Given this reality, the opportunity arises to massively introduce natural gas into the energy mix in Ecuador by importing LNG. SYCAR plans to take advantage of this opportunity with the Jambeli LNG project, a floating LNG facility to supply natural gas to industrial clients as well as the power sector. This initiative reinforces the security of the long-term supply of this hydrocarbon given the imminent trend of opening the hydrocarbon market to the private sector.
This project represents a great opportunity to structurally change the energy mix in Ecuador by effectively and safely introducing natural gas to hydrocarbon-demanding sectors such as power and industry, and, in the future, transportation and domestic use, displacing other hydrocarbons such as diesel and LPG. It is a paradigm shift that represents a huge challenge and an opportunity for stakeholders in both the public and private sectors.
Project progress
Jambeli LNG is being developed in the Jambeli Canal, in the Gulf of Guayaquil on a location near Bajo Alto in the El Oro province. This is a prime location, with water depths of 36 ft on average and protection in inland waters.

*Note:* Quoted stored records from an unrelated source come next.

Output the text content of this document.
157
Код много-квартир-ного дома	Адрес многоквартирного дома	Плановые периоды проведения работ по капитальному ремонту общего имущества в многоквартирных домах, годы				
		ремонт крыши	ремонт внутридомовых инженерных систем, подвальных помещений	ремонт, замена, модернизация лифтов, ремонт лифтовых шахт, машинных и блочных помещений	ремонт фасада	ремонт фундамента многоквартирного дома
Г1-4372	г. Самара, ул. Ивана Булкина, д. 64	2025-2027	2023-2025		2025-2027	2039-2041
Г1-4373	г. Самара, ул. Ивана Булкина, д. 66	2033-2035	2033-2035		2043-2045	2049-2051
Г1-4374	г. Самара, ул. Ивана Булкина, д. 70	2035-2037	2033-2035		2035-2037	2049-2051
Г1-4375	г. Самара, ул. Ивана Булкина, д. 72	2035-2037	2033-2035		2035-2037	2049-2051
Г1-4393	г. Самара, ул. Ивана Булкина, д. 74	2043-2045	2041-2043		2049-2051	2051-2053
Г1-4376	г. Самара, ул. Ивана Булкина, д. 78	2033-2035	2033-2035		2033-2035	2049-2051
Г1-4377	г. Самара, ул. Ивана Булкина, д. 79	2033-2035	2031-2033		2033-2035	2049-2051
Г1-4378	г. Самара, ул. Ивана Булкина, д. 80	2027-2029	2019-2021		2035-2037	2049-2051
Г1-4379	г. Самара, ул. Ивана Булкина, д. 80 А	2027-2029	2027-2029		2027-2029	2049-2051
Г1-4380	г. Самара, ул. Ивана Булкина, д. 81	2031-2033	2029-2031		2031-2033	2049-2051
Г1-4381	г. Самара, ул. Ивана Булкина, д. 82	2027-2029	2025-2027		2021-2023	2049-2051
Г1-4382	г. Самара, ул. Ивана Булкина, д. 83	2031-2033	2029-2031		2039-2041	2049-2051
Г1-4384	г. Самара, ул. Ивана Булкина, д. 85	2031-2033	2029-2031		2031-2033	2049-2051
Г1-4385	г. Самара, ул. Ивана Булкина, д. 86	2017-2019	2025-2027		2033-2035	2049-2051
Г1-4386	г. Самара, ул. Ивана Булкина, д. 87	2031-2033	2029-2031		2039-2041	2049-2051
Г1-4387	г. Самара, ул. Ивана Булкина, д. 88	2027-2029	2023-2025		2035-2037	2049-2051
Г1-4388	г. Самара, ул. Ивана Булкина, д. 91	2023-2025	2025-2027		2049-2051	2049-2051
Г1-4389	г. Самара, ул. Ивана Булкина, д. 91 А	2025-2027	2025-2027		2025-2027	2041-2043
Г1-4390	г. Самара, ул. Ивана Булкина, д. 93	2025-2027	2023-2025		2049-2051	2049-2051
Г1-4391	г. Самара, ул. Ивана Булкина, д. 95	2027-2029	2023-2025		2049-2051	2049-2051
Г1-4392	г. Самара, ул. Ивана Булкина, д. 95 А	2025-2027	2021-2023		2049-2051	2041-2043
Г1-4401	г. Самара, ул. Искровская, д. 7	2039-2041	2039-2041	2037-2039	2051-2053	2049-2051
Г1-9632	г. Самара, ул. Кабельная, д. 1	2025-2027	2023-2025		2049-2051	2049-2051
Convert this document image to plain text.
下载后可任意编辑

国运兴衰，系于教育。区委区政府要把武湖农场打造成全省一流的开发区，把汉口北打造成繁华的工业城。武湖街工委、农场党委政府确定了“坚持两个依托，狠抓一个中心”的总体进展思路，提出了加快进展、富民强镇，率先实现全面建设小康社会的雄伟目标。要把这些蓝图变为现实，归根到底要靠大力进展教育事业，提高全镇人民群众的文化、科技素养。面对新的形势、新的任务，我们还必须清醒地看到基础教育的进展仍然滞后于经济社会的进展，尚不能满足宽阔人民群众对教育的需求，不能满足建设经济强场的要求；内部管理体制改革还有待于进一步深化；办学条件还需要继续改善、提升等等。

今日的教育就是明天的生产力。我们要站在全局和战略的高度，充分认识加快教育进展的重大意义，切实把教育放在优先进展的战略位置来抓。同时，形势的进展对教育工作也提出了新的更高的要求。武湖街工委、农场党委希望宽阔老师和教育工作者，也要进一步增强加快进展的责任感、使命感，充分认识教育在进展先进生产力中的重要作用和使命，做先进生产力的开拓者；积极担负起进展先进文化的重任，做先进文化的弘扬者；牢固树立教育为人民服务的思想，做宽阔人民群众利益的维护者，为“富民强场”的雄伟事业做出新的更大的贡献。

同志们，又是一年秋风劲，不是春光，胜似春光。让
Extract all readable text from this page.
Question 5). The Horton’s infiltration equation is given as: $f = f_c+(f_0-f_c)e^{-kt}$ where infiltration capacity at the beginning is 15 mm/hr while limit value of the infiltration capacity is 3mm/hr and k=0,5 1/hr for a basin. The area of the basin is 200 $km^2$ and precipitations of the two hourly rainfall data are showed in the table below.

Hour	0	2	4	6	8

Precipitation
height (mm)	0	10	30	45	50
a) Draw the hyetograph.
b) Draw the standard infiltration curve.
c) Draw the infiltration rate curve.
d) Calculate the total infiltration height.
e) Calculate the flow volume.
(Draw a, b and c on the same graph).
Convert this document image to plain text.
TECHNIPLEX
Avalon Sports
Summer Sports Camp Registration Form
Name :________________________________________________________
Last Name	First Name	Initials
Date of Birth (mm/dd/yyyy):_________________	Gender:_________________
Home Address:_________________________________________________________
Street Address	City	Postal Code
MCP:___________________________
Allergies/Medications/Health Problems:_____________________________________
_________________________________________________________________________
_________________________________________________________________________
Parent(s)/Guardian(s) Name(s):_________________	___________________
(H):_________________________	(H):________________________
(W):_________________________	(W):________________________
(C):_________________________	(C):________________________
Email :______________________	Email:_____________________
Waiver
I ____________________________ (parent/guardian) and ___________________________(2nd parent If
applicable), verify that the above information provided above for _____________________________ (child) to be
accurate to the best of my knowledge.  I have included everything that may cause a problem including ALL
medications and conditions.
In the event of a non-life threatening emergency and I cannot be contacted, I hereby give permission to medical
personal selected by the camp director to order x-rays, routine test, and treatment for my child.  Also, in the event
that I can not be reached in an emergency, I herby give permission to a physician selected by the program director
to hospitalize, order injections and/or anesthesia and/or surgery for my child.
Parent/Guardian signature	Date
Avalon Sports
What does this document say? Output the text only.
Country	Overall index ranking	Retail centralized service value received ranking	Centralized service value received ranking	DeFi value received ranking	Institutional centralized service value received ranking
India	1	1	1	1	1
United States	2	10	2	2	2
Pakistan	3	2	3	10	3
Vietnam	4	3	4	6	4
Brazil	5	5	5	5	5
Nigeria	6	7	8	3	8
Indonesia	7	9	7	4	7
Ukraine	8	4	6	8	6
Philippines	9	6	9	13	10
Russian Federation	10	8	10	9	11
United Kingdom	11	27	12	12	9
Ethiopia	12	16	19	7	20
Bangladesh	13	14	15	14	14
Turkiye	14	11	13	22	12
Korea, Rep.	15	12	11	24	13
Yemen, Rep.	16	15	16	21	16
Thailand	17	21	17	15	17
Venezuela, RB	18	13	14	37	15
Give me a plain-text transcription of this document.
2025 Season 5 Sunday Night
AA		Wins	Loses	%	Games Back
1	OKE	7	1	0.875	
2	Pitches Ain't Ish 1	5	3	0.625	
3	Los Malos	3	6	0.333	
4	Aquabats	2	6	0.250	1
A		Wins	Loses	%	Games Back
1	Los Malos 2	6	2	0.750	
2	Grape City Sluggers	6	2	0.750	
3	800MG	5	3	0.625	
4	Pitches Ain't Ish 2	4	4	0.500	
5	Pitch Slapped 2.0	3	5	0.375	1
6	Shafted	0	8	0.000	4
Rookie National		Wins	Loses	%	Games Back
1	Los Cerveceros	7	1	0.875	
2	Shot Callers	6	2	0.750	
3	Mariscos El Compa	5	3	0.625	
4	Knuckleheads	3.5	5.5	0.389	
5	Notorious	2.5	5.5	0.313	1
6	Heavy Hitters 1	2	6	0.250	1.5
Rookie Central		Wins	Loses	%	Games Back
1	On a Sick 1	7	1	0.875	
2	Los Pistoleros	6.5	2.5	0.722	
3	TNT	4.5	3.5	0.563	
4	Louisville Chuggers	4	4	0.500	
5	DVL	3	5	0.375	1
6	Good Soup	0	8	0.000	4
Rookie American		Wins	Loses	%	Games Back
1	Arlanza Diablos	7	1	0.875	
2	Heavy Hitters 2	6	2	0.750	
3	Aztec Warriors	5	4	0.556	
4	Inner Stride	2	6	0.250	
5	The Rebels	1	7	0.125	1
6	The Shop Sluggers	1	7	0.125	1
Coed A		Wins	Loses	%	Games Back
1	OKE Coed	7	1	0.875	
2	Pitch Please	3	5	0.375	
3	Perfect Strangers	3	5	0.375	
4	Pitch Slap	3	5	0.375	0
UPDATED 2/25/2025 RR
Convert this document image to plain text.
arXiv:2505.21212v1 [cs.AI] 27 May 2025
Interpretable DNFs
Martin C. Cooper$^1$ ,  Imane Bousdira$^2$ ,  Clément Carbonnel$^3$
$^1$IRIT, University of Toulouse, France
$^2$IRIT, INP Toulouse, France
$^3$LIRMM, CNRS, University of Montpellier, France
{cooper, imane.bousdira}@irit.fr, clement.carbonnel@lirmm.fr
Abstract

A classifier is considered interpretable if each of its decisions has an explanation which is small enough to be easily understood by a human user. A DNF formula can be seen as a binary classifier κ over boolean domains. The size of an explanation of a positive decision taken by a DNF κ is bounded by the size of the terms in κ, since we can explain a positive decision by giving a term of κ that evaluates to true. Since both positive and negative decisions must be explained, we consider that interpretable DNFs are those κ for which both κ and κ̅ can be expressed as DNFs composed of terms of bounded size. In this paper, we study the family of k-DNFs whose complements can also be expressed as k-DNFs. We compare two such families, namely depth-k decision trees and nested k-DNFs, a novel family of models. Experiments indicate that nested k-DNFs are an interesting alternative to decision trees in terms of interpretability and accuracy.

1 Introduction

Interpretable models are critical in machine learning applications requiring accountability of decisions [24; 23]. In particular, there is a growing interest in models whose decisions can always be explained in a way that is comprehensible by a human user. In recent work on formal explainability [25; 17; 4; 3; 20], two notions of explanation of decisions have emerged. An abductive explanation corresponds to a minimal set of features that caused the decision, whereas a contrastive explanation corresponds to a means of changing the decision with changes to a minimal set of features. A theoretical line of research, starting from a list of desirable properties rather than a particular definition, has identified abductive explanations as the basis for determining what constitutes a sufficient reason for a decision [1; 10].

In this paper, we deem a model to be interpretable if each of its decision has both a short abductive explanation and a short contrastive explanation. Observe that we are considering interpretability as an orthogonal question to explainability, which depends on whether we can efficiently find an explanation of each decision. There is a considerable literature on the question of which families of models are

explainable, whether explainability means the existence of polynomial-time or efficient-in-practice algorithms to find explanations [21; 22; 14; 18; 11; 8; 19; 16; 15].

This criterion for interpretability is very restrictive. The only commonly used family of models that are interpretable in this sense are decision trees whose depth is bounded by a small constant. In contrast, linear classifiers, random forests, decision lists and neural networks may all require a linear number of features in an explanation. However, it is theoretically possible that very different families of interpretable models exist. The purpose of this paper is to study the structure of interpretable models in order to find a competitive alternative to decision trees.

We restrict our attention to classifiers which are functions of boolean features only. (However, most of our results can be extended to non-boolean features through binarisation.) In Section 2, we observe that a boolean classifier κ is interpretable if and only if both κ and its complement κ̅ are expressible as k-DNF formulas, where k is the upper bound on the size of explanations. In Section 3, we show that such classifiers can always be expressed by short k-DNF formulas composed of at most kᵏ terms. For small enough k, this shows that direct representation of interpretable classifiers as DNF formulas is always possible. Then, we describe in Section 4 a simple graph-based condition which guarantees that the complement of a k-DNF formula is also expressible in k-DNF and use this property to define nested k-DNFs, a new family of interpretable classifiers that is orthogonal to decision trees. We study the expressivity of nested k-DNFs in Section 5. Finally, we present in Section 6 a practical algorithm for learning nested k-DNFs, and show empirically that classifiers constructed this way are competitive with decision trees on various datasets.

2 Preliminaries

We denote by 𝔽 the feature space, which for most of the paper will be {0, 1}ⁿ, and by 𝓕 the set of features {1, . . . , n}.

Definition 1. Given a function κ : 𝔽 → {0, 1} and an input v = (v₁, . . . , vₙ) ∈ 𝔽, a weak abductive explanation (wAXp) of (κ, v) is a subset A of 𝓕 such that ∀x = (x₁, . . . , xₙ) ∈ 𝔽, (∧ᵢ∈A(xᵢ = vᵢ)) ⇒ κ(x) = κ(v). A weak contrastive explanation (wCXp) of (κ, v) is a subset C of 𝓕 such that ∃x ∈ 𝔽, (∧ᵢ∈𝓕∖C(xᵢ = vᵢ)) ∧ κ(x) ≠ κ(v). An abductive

The project is fully licensed, having received a concession granted by the Undersecretariat for Ports and Marine and Fluvial Transport attached to the Ministry of Transport and Public Works, as well as an FSRU operating permit from the Hydrocarbon Regulation and Control Agency attached to the Ministry of Energy and Non-Renewable Natural Resources, and an environmental license approval by the Ministry of Environment, Water, and Ecological Transition.
Potential demand for natural gas
SYCAR forecasts an initial demand of at least 50 million ft3/d, equivalent to 375 000 tpy of LNG, with a forecast of growth in demand of an additional 100 million ft3/d supported by industrial customers, if the thermo power capacity is activated in the country.
Other sectors that could substitute the use of liquid fuels such as diesel and LPG are transportation and domestic use, with the most important challenge to overcome being the non-existence of local distribution networks to service this market. With plans in the electricity sector to develop 1000 MW of combined cycle power plants, another 160 million ft3/d would be needed. The refining sector can greatly benefit from imported natural gas as well for its process, especially if resid upgrade projects are launched.
In conclusion, natural gas would benefit various strategic sectors of the Ecuadorian economy ensuring the stability of supply and stable prices of this fuel compared to other hydrocarbons such as diesel, in a situation in which the country cannot be 100% dependent on hydropower generation and is exposed to natural elements that it cannot control, such as the erosion of the Coca River.